Introduction

• Issues with monolithic architecture were specific to the product.
• When we move from monolithic architecture to microservices, we get a new set of problems that are more generic (load balaning, service discovery etc.). These new set of problems, have well documented frameworks/paradigms to tackle them.

MicroServices

• Database per service model
  • Each service has its own database.
  • A service cannot connect to the database of another service directly, only through the other service.
• This brings up the question, “How do we manage data movement between multiple services”?

Communication patterns between microservices

• Sync communication between services
  • If an aggregation service does a series of serialized and blocking requests to other microservices, the entire request (from client to aggregation service) is only as fast as the slowest request.
  • For example, an aggregation service that shows product details of a specific user, will have to connect to UserService, PurchaseService and ``ProductService`, sequentially.
  • The entire request can fail if one or more of the microservices are unavailable.
• Event based communication between services
  • All services use an event bus to publish and receive events/notifications.
  • Event bus becomes a single point of failure, so event bus needs to be resilient.
  • In our example, an aggregation service publishes an event on the event bus (eg UserProductQuery with some data).
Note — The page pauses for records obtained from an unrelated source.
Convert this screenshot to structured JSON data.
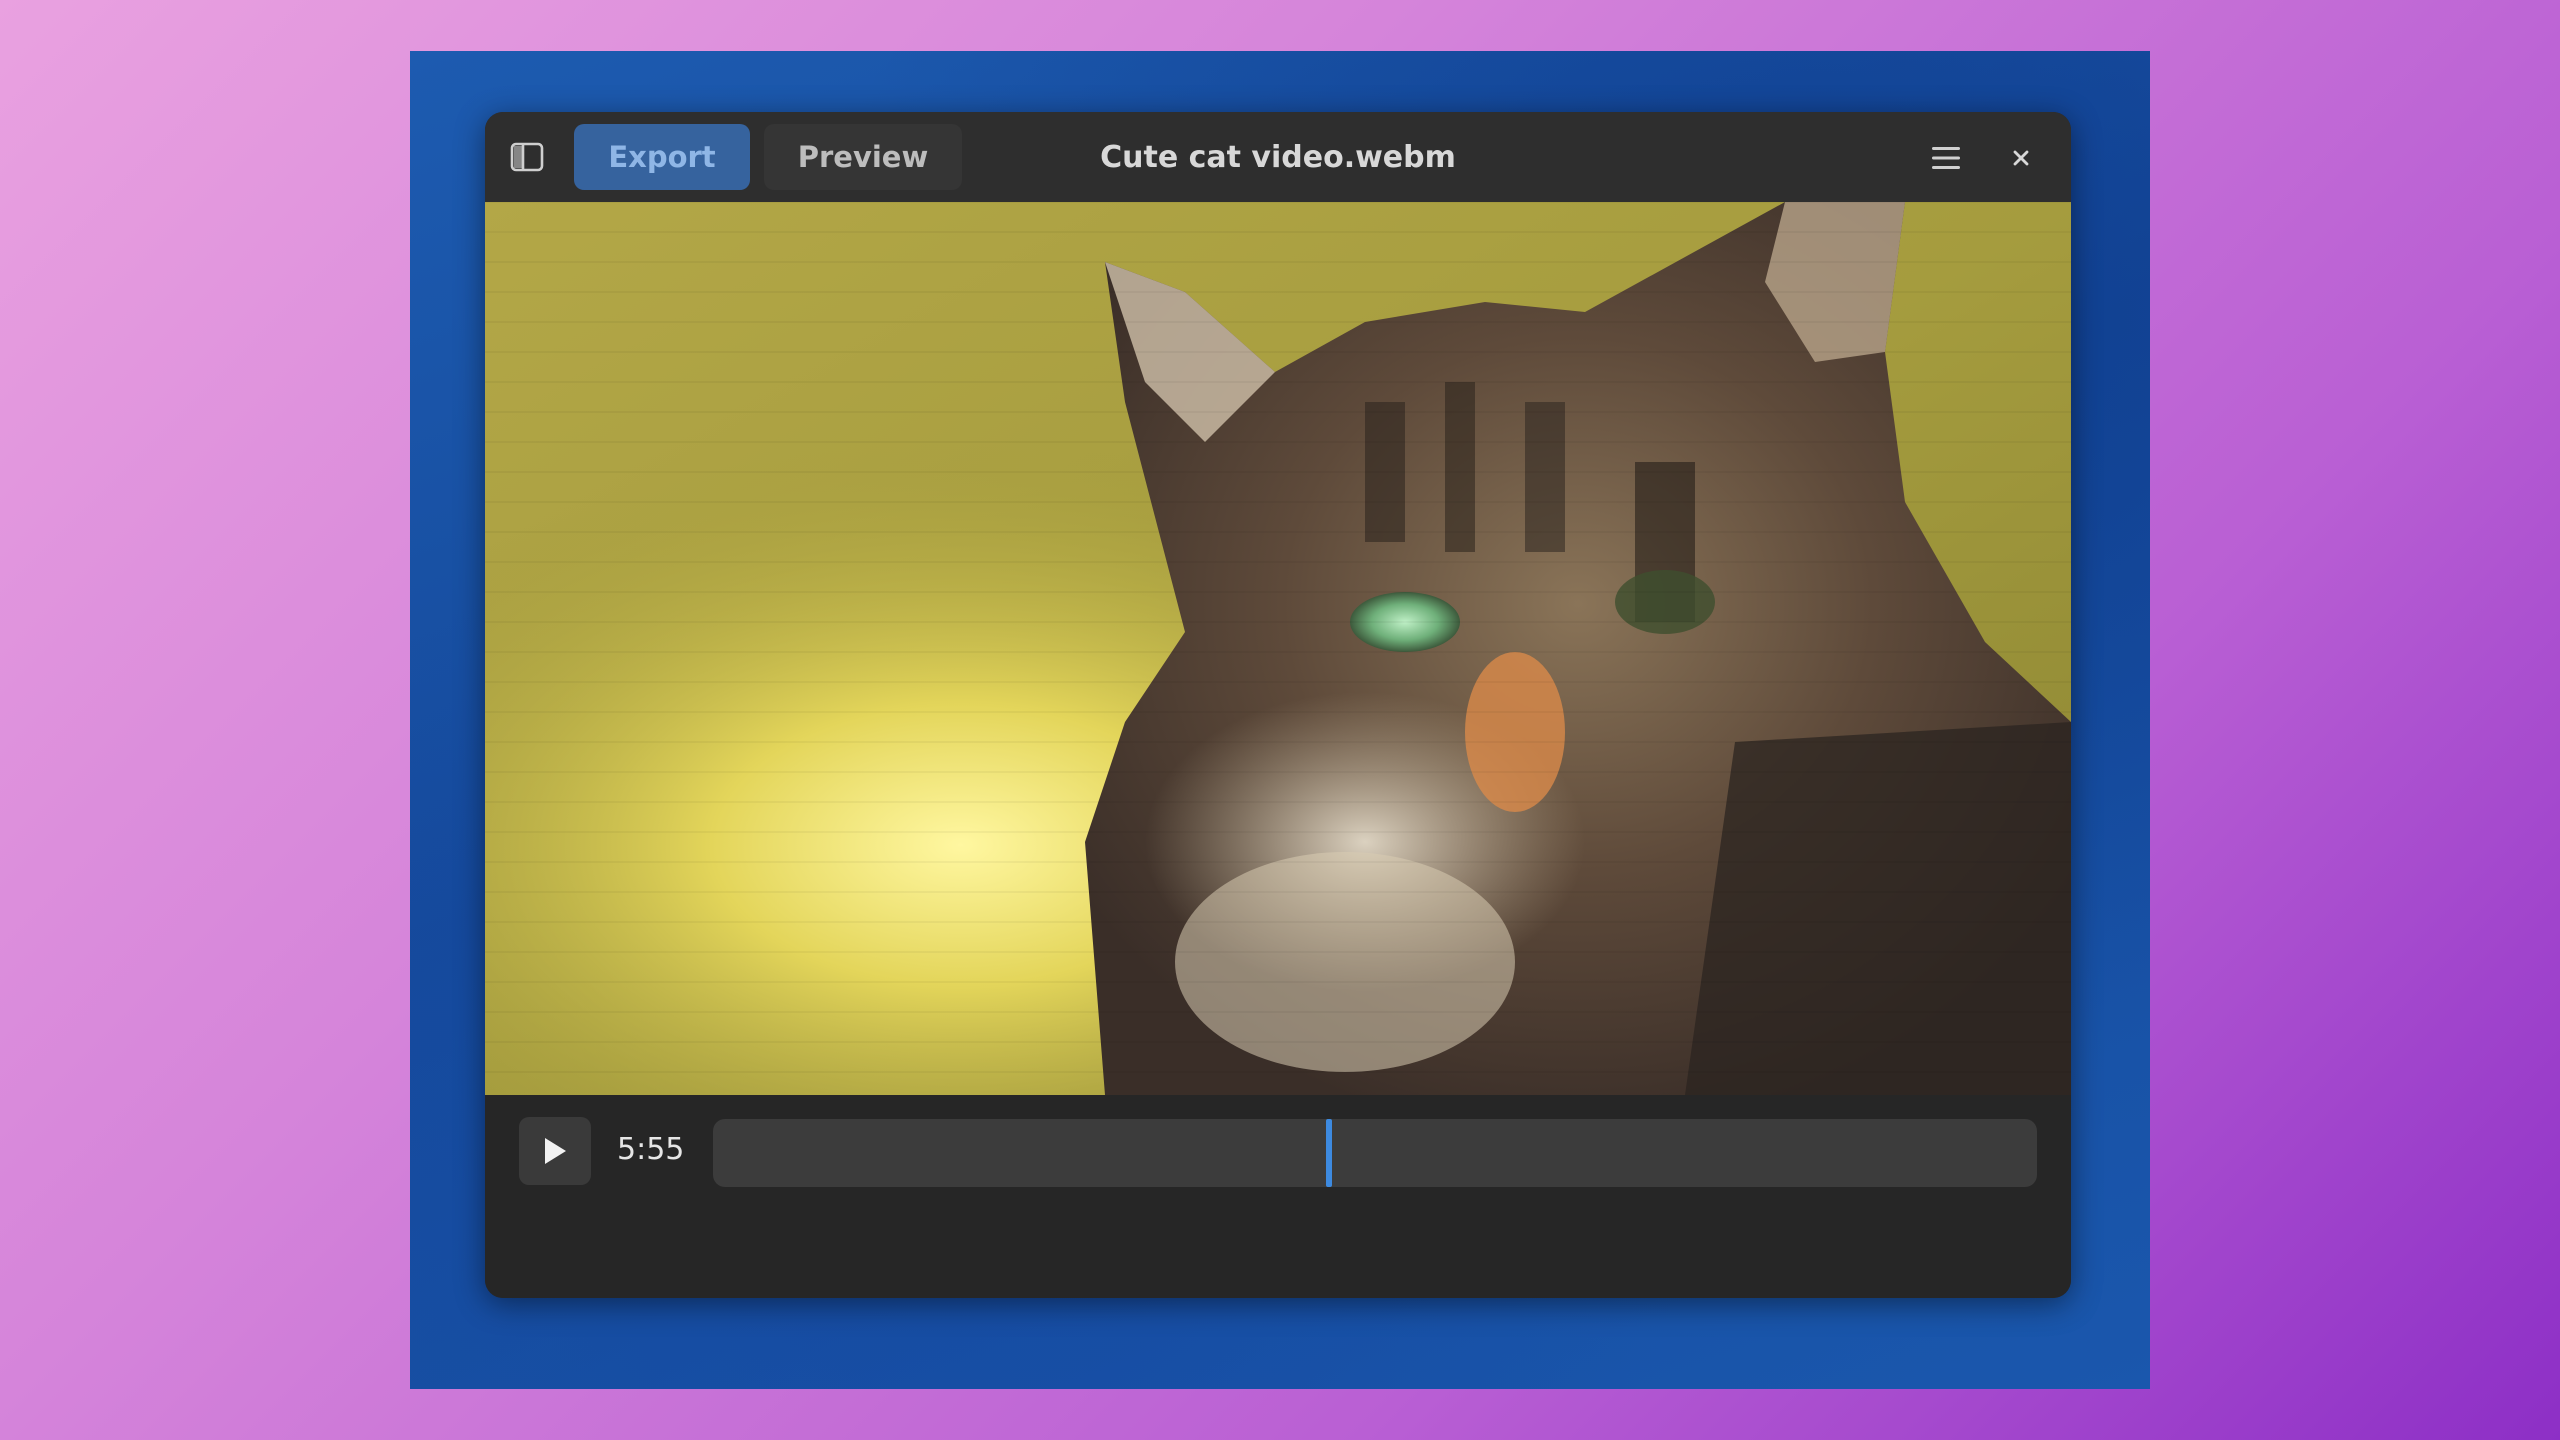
{
  "window": {
    "title": "Cute cat video.webm"
  },
  "header": {
    "export_label": "Export",
    "preview_label": "Preview",
    "icons": {
      "sidebar_toggle": "sidebar-toggle-icon",
      "menu": "hamburger-menu-icon",
      "close": "close-icon"
    }
  },
  "player": {
    "time": "5:55",
    "play_icon": "play-icon",
    "progress_fraction": 0.465
  },
  "colors": {
    "accent": "#3d8ae0",
    "export_bg": "#36639e",
    "export_text": "#8fb6e6"
  }
}
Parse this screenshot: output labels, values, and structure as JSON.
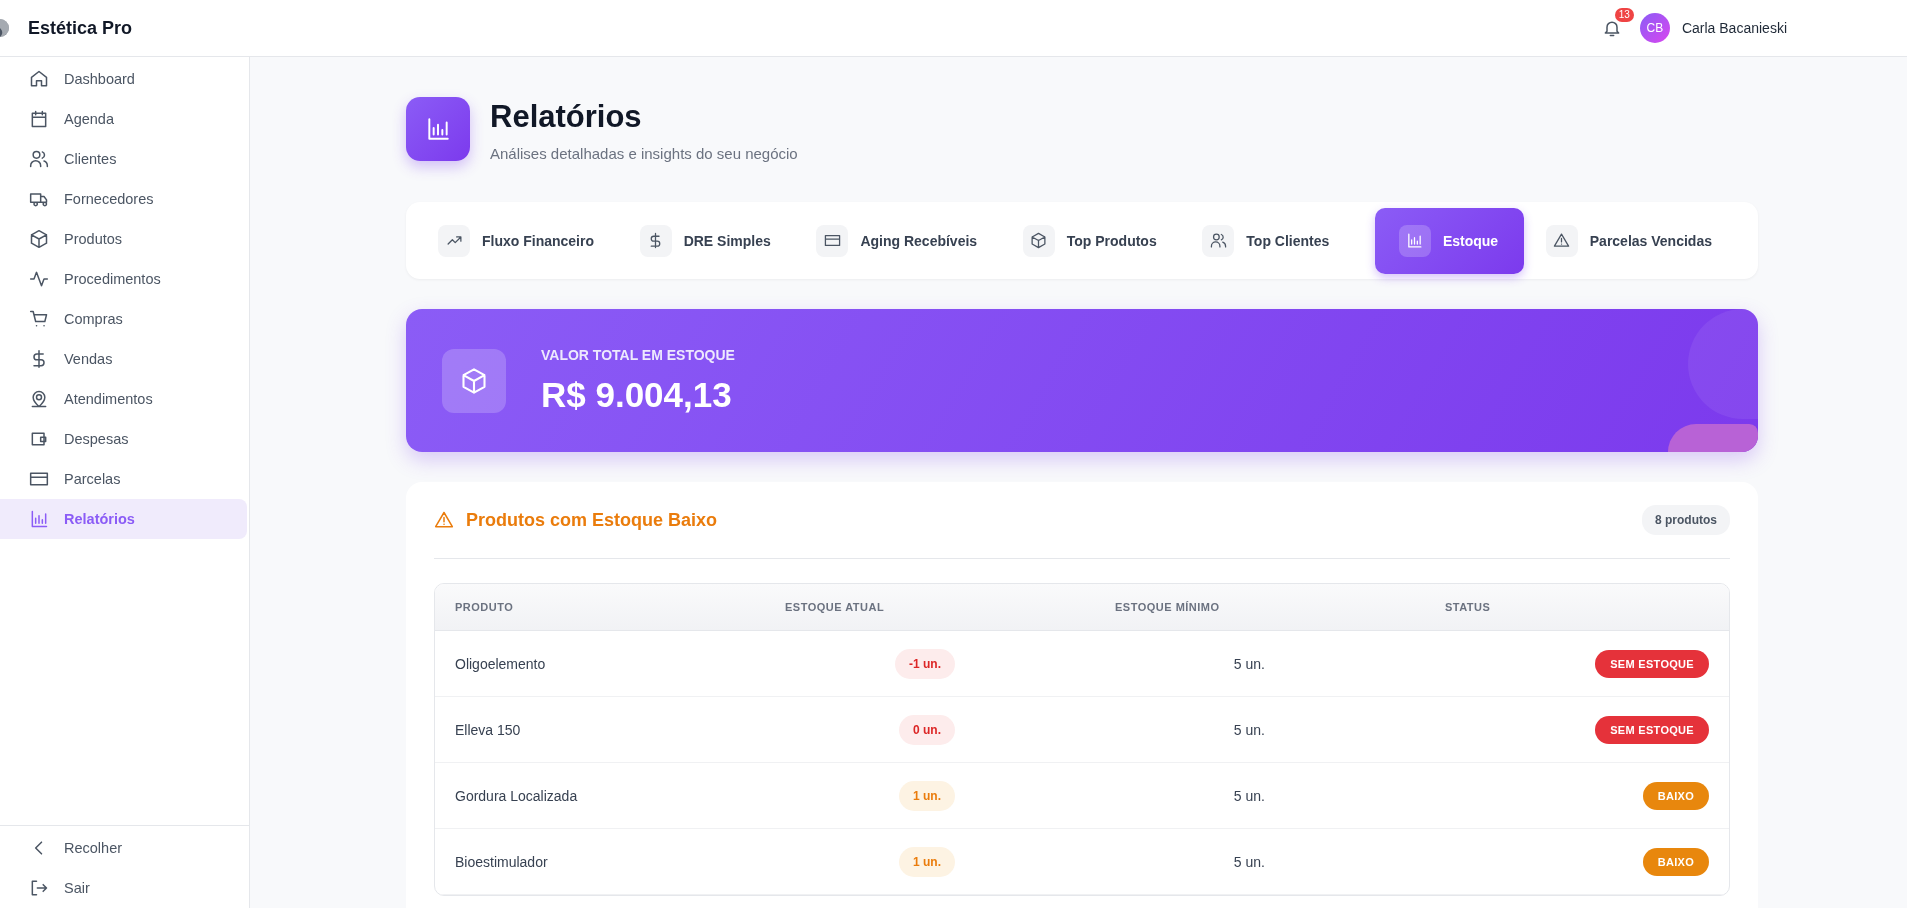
{
  "app": {
    "title": "Estética Pro"
  },
  "header": {
    "notification_count": "13",
    "user": {
      "initials": "CB",
      "name": "Carla Bacanieski"
    }
  },
  "sidebar": {
    "items": [
      {
        "label": "Dashboard",
        "selected": false
      },
      {
        "label": "Agenda",
        "selected": false
      },
      {
        "label": "Clientes",
        "selected": false
      },
      {
        "label": "Fornecedores",
        "selected": false
      },
      {
        "label": "Produtos",
        "selected": false
      },
      {
        "label": "Procedimentos",
        "selected": false
      },
      {
        "label": "Compras",
        "selected": false
      },
      {
        "label": "Vendas",
        "selected": false
      },
      {
        "label": "Atendimentos",
        "selected": false
      },
      {
        "label": "Despesas",
        "selected": false
      },
      {
        "label": "Parcelas",
        "selected": false
      },
      {
        "label": "Relatórios",
        "selected": true
      }
    ],
    "footer": [
      {
        "label": "Recolher"
      },
      {
        "label": "Sair"
      }
    ]
  },
  "page": {
    "title": "Relatórios",
    "subtitle": "Análises detalhadas e insights do seu negócio"
  },
  "tabs": [
    {
      "label": "Fluxo Financeiro",
      "selected": false
    },
    {
      "label": "DRE Simples",
      "selected": false
    },
    {
      "label": "Aging Recebíveis",
      "selected": false
    },
    {
      "label": "Top Produtos",
      "selected": false
    },
    {
      "label": "Top Clientes",
      "selected": false
    },
    {
      "label": "Estoque",
      "selected": true
    },
    {
      "label": "Parcelas Vencidas",
      "selected": false
    }
  ],
  "summary": {
    "label": "VALOR TOTAL EM ESTOQUE",
    "value": "R$ 9.004,13"
  },
  "low_stock": {
    "title": "Produtos com Estoque Baixo",
    "count": "8 produtos",
    "columns": [
      "PRODUTO",
      "ESTOQUE ATUAL",
      "ESTOQUE MÍNIMO",
      "STATUS"
    ],
    "rows": [
      {
        "product": "Oligoelemento",
        "current": "-1 un.",
        "minimum": "5 un.",
        "status": "SEM ESTOQUE",
        "kind": "out"
      },
      {
        "product": "Elleva 150",
        "current": "0 un.",
        "minimum": "5 un.",
        "status": "SEM ESTOQUE",
        "kind": "out"
      },
      {
        "product": "Gordura Localizada",
        "current": "1 un.",
        "minimum": "5 un.",
        "status": "BAIXO",
        "kind": "low"
      },
      {
        "product": "Bioestimulador",
        "current": "1 un.",
        "minimum": "5 un.",
        "status": "BAIXO",
        "kind": "low"
      }
    ]
  }
}
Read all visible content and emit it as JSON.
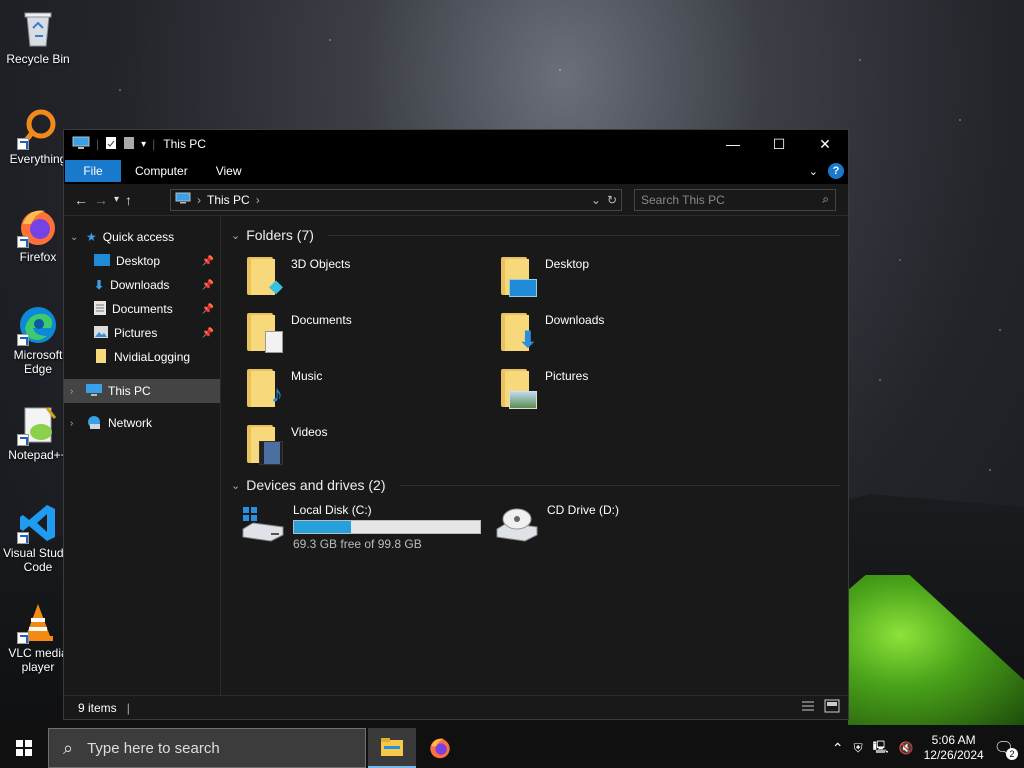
{
  "desktop": {
    "icons": [
      {
        "label": "Recycle Bin",
        "icon": "recycle-bin-icon"
      },
      {
        "label": "Everything",
        "icon": "everything-icon"
      },
      {
        "label": "Firefox",
        "icon": "firefox-icon"
      },
      {
        "label": "Microsoft Edge",
        "icon": "edge-icon"
      },
      {
        "label": "Notepad++",
        "icon": "notepadpp-icon"
      },
      {
        "label": "Visual Studio Code",
        "icon": "vscode-icon"
      },
      {
        "label": "VLC media player",
        "icon": "vlc-icon"
      }
    ]
  },
  "window": {
    "title": "This PC",
    "ribbon": {
      "file": "File",
      "computer": "Computer",
      "view": "View"
    },
    "address": {
      "crumb": "This PC"
    },
    "search": {
      "placeholder": "Search This PC"
    },
    "sidebar": {
      "quick_access": "Quick access",
      "items": [
        "Desktop",
        "Downloads",
        "Documents",
        "Pictures",
        "NvidiaLogging"
      ],
      "this_pc": "This PC",
      "network": "Network"
    },
    "folders_heading": "Folders (7)",
    "folders": [
      "3D Objects",
      "Desktop",
      "Documents",
      "Downloads",
      "Music",
      "Pictures",
      "Videos"
    ],
    "drives_heading": "Devices and drives (2)",
    "drives": [
      {
        "name": "Local Disk (C:)",
        "free": "69.3 GB free of 99.8 GB",
        "used_fraction": 0.306
      },
      {
        "name": "CD Drive (D:)"
      }
    ],
    "status": "9 items"
  },
  "taskbar": {
    "search_placeholder": "Type here to search",
    "time": "5:06 AM",
    "date": "12/26/2024",
    "notifications": "2"
  },
  "colors": {
    "accent": "#1979ca",
    "bar_fill": "#26a0da"
  }
}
The event bus routes this event to all microservices that have registered for this event (eg UserService, ProductService and PurchaseService).
  • All the subscribed microservices, when they get the UserProductQuery execute their business logic, and emit another event to the event bus. Eg UserQueryResult, ProductQueryResult and PurchaseQueryResult
  • The aggregation service needs to Map/Reduce the individual outputs from all results.
  • This way requests to the microservices could be parallelized.
  • This still has similar issues like Sync where one micro service going down will affect the entire request.
• Database sync between services
  • The ideal scenario is for the aggregation service to have its own database with the relevant fields from the databases of other services (ie ID->User from UserService, Id->ProductID from PurchaseService etc.) so that it can serve requests independent of the other services.
  • That means, every time these microservices get an update, the aggregation service also needs to somehow update it’s own database.
  • The way this is managed is as follows:
    • When a microservice updates it’s own database, eg ProductService adds a new product into it’s database, it also sends an event on the event bus, eg ProductCreatedEvent.
    • The event bus will route this event to the services that are interested in this event. In our case, the aggregation service can listen for ProductCreated and update it’s own database.

Fault-tolerance and resilient communication patterns

• Communication between microservices can fail if one of the microservices goes down or is busy. The easiest way to handle this problem is to scale up the microservices.
• Relication/scale can help when microservice is down, but what if a microservice is slow (lets say because it connects to a slow external DB service).
• Thread per request: For a service, each API request should be handled in a separate thread. The reason for having independent thread is that one API workflow could be slow, because it is calling an slow external DB for example, and could affect responses for other APIs that might otherwise have been fast. Having independent threads makes sure that the main thread is still be free to handle new queries.
• The issue with the above approach is that multiple “slow” API queries could result in multiple threads being spawned simultaneously. This would result in higher resource consumption by these threads, and will affect the response for “faster” APIs even though we are using independent threads.
• Ideally, a thread per request model should go hand in hand with timeouts. So that no threads is long living. Once the timeout expires, the thread is cleared and an error is returned.
• This only partly solves the problem. If say the timeout is 15 sec, and we receive the slow API request once every 5 sec. Then every 15 sec, one thread is being cleared and 3 are getting spawned. Very quickly, we end up having the same issue of too many “slow” API threads hogging system resources.
• The microservice needs to be smart enough to detect the thread timeouts and throttle the queries to the slow external DB; and hence create lesser number of threads for the “slow” API request it gets. (“Deactivate” the problem so that it doesn’t affect other downstream components. Circuit breaker pattern)
• When does the circuit untrip: The slow external DB connection needs to be retried after a certain period of time. Circuit breaker libraries like Netflix’s Hystrix have this circuit breaker logic that can be used by services using the annotations Hystrix provides.
• Bulkhead pattern: Just like bulkheads in a ship prevent a leakage from cascading and drowning the ship, bulkhead pattern prevents a “slow” API to keep creating multiple threads. Each type of API request has a maximum limit of threads that it can create. This way even if “slow” API consumes all of it’s threads in the thread pool, the other APIs still have threads to schedule. Hystrix can be used to implement this Bulkhead pattern as well, by setting the threadPoolProperties in the @HystrixCommand annotation.
• The same issue of resource exhaustion affects services with multiple consumers. A large number of requests originating from one client may exhaust available resources in the service. Other consumers are no longer able to consume the service, causing a cascading failure effect.